Portanto, é preciso soluções rápidas em termos de espaço, mas será necessário garantir segurança. No Brasil real isso significa que somente cobrando por estacionamento e segurança, em áreas fechadas e administradas por postos ou outras empresas, será possível resolver a questão. Esse custo vai passar para o frete, deverá ser pago pelo embarcador (dono da carga) e no final das contas pelo consumidor. Não há como fugir desta realidade.

Acreditar que de vamos ter áreas gigantescas para estacionar caminhões, com toda segurança e grátis, é o mesmo que acreditar que um posto que vende muito mais barato que todos os concorrentes, está trabalhando com combustível de qualidade.

Esperar que o Governo resolva a questão também não é possível. Afinal, Governo Federal somente pode cuidar de 1/3 das malha rodoviária, o restante são rodovias estaduais. Além do mais, num país em que faltam escolas, hospitais, saneamento básico, segurança pública, é impossível justificar politicamente que o Governo tem que investir em estacionamentos gratuitos para caminhões.

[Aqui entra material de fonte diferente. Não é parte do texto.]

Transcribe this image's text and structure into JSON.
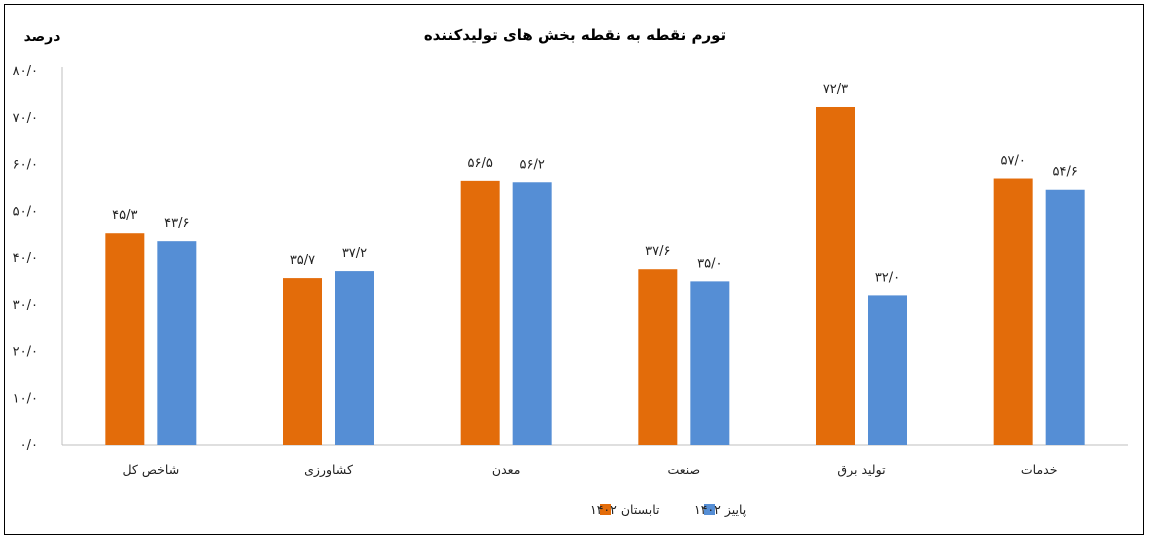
{
  "chart_data": {
    "type": "bar",
    "title": "تورم نقطه به نقطه بخش های تولیدکننده",
    "ylabel": "درصد",
    "xlabel": "",
    "ylim": [
      0,
      80
    ],
    "yticks": [
      0,
      10,
      20,
      30,
      40,
      50,
      60,
      70,
      80
    ],
    "ytick_labels": [
      "۰/۰",
      "۱۰/۰",
      "۲۰/۰",
      "۳۰/۰",
      "۴۰/۰",
      "۵۰/۰",
      "۶۰/۰",
      "۷۰/۰",
      "۸۰/۰"
    ],
    "categories": [
      "شاخص کل",
      "کشاورزی",
      "معدن",
      "صنعت",
      "تولید برق",
      "خدمات"
    ],
    "series": [
      {
        "name": "تابستان ۱۴۰۲",
        "color": "#E36C0A",
        "values": [
          45.3,
          35.7,
          56.5,
          37.6,
          72.3,
          57.0
        ],
        "labels": [
          "۴۵/۳",
          "۳۵/۷",
          "۵۶/۵",
          "۳۷/۶",
          "۷۲/۳",
          "۵۷/۰"
        ]
      },
      {
        "name": "پاییز ۱۴۰۲",
        "color": "#558ED5",
        "values": [
          43.6,
          37.2,
          56.2,
          35.0,
          32.0,
          54.6
        ],
        "labels": [
          "۴۳/۶",
          "۳۷/۲",
          "۵۶/۲",
          "۳۵/۰",
          "۳۲/۰",
          "۵۴/۶"
        ]
      }
    ],
    "legend_position": "bottom",
    "grid": false
  }
}
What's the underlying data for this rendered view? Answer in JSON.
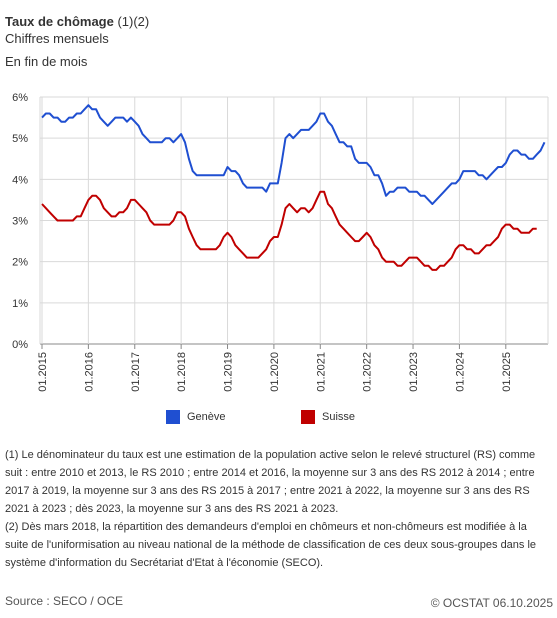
{
  "header": {
    "title_main": "Taux de chômage",
    "title_suffix": "(1)(2)",
    "subtitle": "Chiffres mensuels",
    "note": "En fin de mois"
  },
  "chart_data": {
    "type": "line",
    "title": "Taux de chômage (1)(2)",
    "subtitle": "Chiffres mensuels",
    "xlabel": "",
    "ylabel": "",
    "y_ticks": [
      "0%",
      "1%",
      "2%",
      "3%",
      "4%",
      "5%",
      "6%"
    ],
    "ylim": [
      0,
      6
    ],
    "x_ticks": [
      "01.2015",
      "01.2016",
      "01.2017",
      "01.2018",
      "01.2019",
      "01.2020",
      "01.2021",
      "01.2022",
      "01.2023",
      "01.2024",
      "01.2025"
    ],
    "x_start": "01.2015",
    "x_end": "08.2025",
    "grid": true,
    "legend_position": "bottom",
    "series": [
      {
        "name": "Genève",
        "color": "#1f4fd1",
        "values": [
          5.5,
          5.6,
          5.6,
          5.5,
          5.5,
          5.4,
          5.4,
          5.5,
          5.5,
          5.6,
          5.6,
          5.7,
          5.8,
          5.7,
          5.7,
          5.5,
          5.4,
          5.3,
          5.4,
          5.5,
          5.5,
          5.5,
          5.4,
          5.5,
          5.4,
          5.3,
          5.1,
          5.0,
          4.9,
          4.9,
          4.9,
          4.9,
          5.0,
          5.0,
          4.9,
          5.0,
          5.1,
          4.9,
          4.5,
          4.2,
          4.1,
          4.1,
          4.1,
          4.1,
          4.1,
          4.1,
          4.1,
          4.1,
          4.3,
          4.2,
          4.2,
          4.1,
          3.9,
          3.8,
          3.8,
          3.8,
          3.8,
          3.8,
          3.7,
          3.9,
          3.9,
          3.9,
          4.4,
          5.0,
          5.1,
          5.0,
          5.1,
          5.2,
          5.2,
          5.2,
          5.3,
          5.4,
          5.6,
          5.6,
          5.4,
          5.3,
          5.1,
          4.9,
          4.9,
          4.8,
          4.8,
          4.5,
          4.4,
          4.4,
          4.4,
          4.3,
          4.1,
          4.1,
          3.9,
          3.6,
          3.7,
          3.7,
          3.8,
          3.8,
          3.8,
          3.7,
          3.7,
          3.7,
          3.6,
          3.6,
          3.5,
          3.4,
          3.5,
          3.6,
          3.7,
          3.8,
          3.9,
          3.9,
          4.0,
          4.2,
          4.2,
          4.2,
          4.2,
          4.1,
          4.1,
          4.0,
          4.1,
          4.2,
          4.3,
          4.3,
          4.4,
          4.6,
          4.7,
          4.7,
          4.6,
          4.6,
          4.5,
          4.5,
          4.6,
          4.7,
          4.9
        ]
      },
      {
        "name": "Suisse",
        "color": "#c00000",
        "values": [
          3.4,
          3.3,
          3.2,
          3.1,
          3.0,
          3.0,
          3.0,
          3.0,
          3.0,
          3.1,
          3.1,
          3.3,
          3.5,
          3.6,
          3.6,
          3.5,
          3.3,
          3.2,
          3.1,
          3.1,
          3.2,
          3.2,
          3.3,
          3.5,
          3.5,
          3.4,
          3.3,
          3.2,
          3.0,
          2.9,
          2.9,
          2.9,
          2.9,
          2.9,
          3.0,
          3.2,
          3.2,
          3.1,
          2.8,
          2.6,
          2.4,
          2.3,
          2.3,
          2.3,
          2.3,
          2.3,
          2.4,
          2.6,
          2.7,
          2.6,
          2.4,
          2.3,
          2.2,
          2.1,
          2.1,
          2.1,
          2.1,
          2.2,
          2.3,
          2.5,
          2.6,
          2.6,
          2.9,
          3.3,
          3.4,
          3.3,
          3.2,
          3.3,
          3.3,
          3.2,
          3.3,
          3.5,
          3.7,
          3.7,
          3.4,
          3.3,
          3.1,
          2.9,
          2.8,
          2.7,
          2.6,
          2.5,
          2.5,
          2.6,
          2.7,
          2.6,
          2.4,
          2.3,
          2.1,
          2.0,
          2.0,
          2.0,
          1.9,
          1.9,
          2.0,
          2.1,
          2.1,
          2.1,
          2.0,
          1.9,
          1.9,
          1.8,
          1.8,
          1.9,
          1.9,
          2.0,
          2.1,
          2.3,
          2.4,
          2.4,
          2.3,
          2.3,
          2.2,
          2.2,
          2.3,
          2.4,
          2.4,
          2.5,
          2.6,
          2.8,
          2.9,
          2.9,
          2.8,
          2.8,
          2.7,
          2.7,
          2.7,
          2.8,
          2.8
        ]
      }
    ]
  },
  "footnotes": [
    "(1) Le dénominateur du taux est une estimation de la population active selon le relevé structurel (RS) comme suit : entre 2010 et 2013, le RS 2010 ; entre 2014 et 2016, la moyenne sur 3 ans des RS 2012 à 2014 ; entre 2017 à 2019, la moyenne sur 3 ans des RS 2015 à 2017 ; entre 2021 à 2022, la moyenne sur 3 ans des RS 2021 à 2023 ; dès 2023, la moyenne sur 3 ans des RS 2021 à 2023.",
    "(2) Dès mars 2018, la répartition des demandeurs d'emploi en chômeurs et non-chômeurs est modifiée à la suite de l'uniformisation au niveau national de la méthode de classification de ces deux sous-groupes dans le système d'information du Secrétariat d'Etat à l'économie (SECO)."
  ],
  "footer": {
    "source": "Source : SECO / OCE",
    "copyright": "© OCSTAT 06.10.2025"
  }
}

O que fica evidente é que a sociedade terá um custo incial mas o limite de tempo de direção vai salvar vidas, reduzir acidentes, diminuindo o custo econômico, inclusive do transporte e principalmente humano.

Fonte: Portal Estradas

Caminhoneiros dizem que não há local adequado para cumprir nova lei

A cada quatro acidentes, um deles envolve caminhões. Por isso, a partir do dia 15 de setembro passará a valer no país a nova legislação trabalhista para motoristas de caminhão e de ônibus. A cada quatro horas ao volante eles terão direito a intervalo com meia hora de descanso. Nesta quarta-feira (25), em vários estados, motoristas fizeram protesto contra o Governo Federal. Em Barra Bonita (SP), alguns motoristas também pararam. Já em Ourinhos, os caminhoneiros que passaram pela BR-153 foram orientados sobre a nova lei.

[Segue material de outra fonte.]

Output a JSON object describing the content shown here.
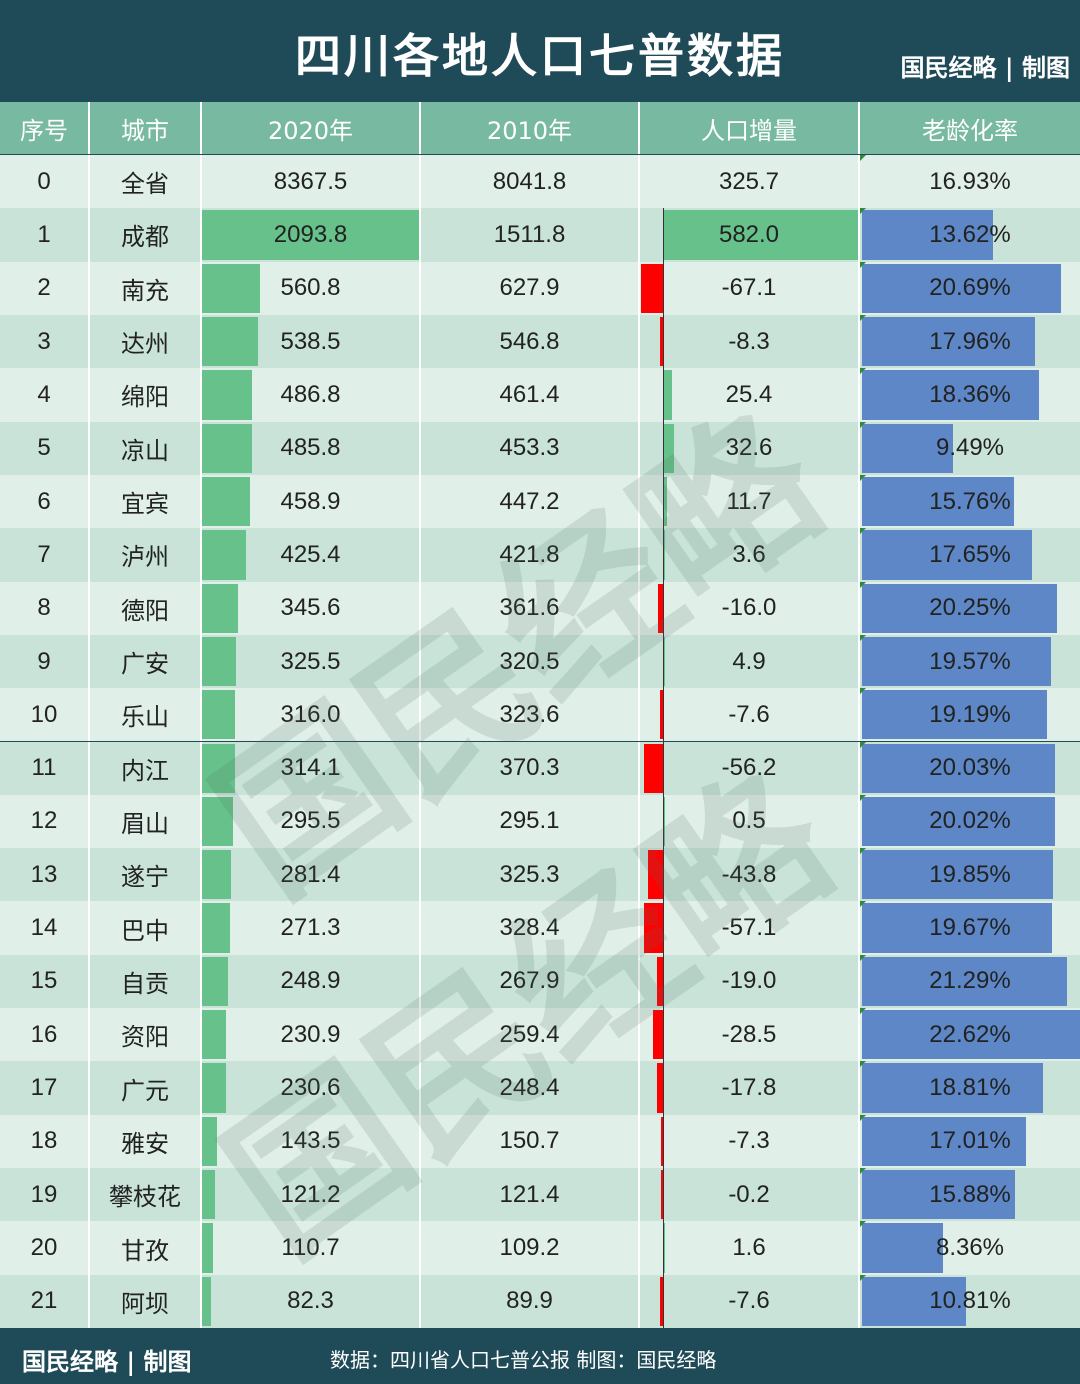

Até o fim do mês, o trabalho da Polícia Rodoviária Federal e do Ministério Público do Trabalho será de orientação, que regulamenta o tempo de trabalho e de descanso. A polícia vai usar as informações do tacógrafo para fazer a fiscalização. Números da polícia revelam que, só no ano passado, metade dos 192 mil acidentes nas rodovias federais envolveu caminhões: 4.404 motoristas que se envolveram em acidentes e sobreviverem disseram que dormiram ao volante. Alguns confirmaram que para vencer o cansaço tomaram remédios para tirar o sono. Para o Ministério Público do Trabalho, a nova legislação é uma vitória para a categoria.

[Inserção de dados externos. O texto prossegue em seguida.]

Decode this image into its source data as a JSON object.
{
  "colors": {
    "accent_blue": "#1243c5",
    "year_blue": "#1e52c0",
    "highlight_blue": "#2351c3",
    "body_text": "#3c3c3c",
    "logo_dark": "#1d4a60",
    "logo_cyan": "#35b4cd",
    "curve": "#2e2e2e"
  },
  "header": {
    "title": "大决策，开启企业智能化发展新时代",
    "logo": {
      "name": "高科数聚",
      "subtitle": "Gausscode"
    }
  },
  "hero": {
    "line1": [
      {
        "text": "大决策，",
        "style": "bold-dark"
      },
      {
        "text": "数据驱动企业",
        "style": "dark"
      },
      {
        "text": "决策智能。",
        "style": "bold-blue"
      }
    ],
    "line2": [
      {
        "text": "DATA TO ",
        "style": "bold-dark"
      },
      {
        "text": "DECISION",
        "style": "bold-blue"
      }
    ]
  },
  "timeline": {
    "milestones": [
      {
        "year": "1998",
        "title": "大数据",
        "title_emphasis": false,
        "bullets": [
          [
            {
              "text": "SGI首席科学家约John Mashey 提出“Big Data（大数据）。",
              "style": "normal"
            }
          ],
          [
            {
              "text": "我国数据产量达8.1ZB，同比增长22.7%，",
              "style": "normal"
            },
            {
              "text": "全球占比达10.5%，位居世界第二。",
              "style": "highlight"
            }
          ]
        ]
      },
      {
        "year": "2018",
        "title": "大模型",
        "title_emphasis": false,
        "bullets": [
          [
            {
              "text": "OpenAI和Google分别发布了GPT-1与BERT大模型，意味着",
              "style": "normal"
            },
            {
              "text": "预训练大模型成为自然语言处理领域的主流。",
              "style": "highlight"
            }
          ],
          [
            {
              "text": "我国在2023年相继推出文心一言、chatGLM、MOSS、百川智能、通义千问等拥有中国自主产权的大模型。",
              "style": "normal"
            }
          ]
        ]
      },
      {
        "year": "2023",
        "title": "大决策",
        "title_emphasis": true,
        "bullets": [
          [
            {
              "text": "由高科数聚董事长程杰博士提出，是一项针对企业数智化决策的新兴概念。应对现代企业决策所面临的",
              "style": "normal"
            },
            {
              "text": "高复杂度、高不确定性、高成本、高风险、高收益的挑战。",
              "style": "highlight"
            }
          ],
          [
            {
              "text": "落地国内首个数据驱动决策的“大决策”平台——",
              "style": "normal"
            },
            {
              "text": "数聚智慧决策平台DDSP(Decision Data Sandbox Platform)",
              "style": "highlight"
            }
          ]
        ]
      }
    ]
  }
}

A nova lei nem entrou em vigor e já preocupa muita gente. Na opinião dos caminhoneiros, a maioria dos postos não tem estrutura para acomodar todos durante os intervalos obrigatórios. “As rodovias nossa, além de estar em mal estado de conservação, os postos são em distâncias longas devido à concorrência. Para a gente dormir nos postos é preciso abastecer. Porque, geralmente, os guardas que fazem a manutenção não deixam a gente dormir. No acostamento a gente não pode parar porque corre o risco de ser assaltado e perder o caminhão. E o trajeto longo do jeito que a gente faz são 6 horas sem parar. E não tem condição de parar. Porque se você parar é assaltado”, disse o motorista José Aparecido Maradona.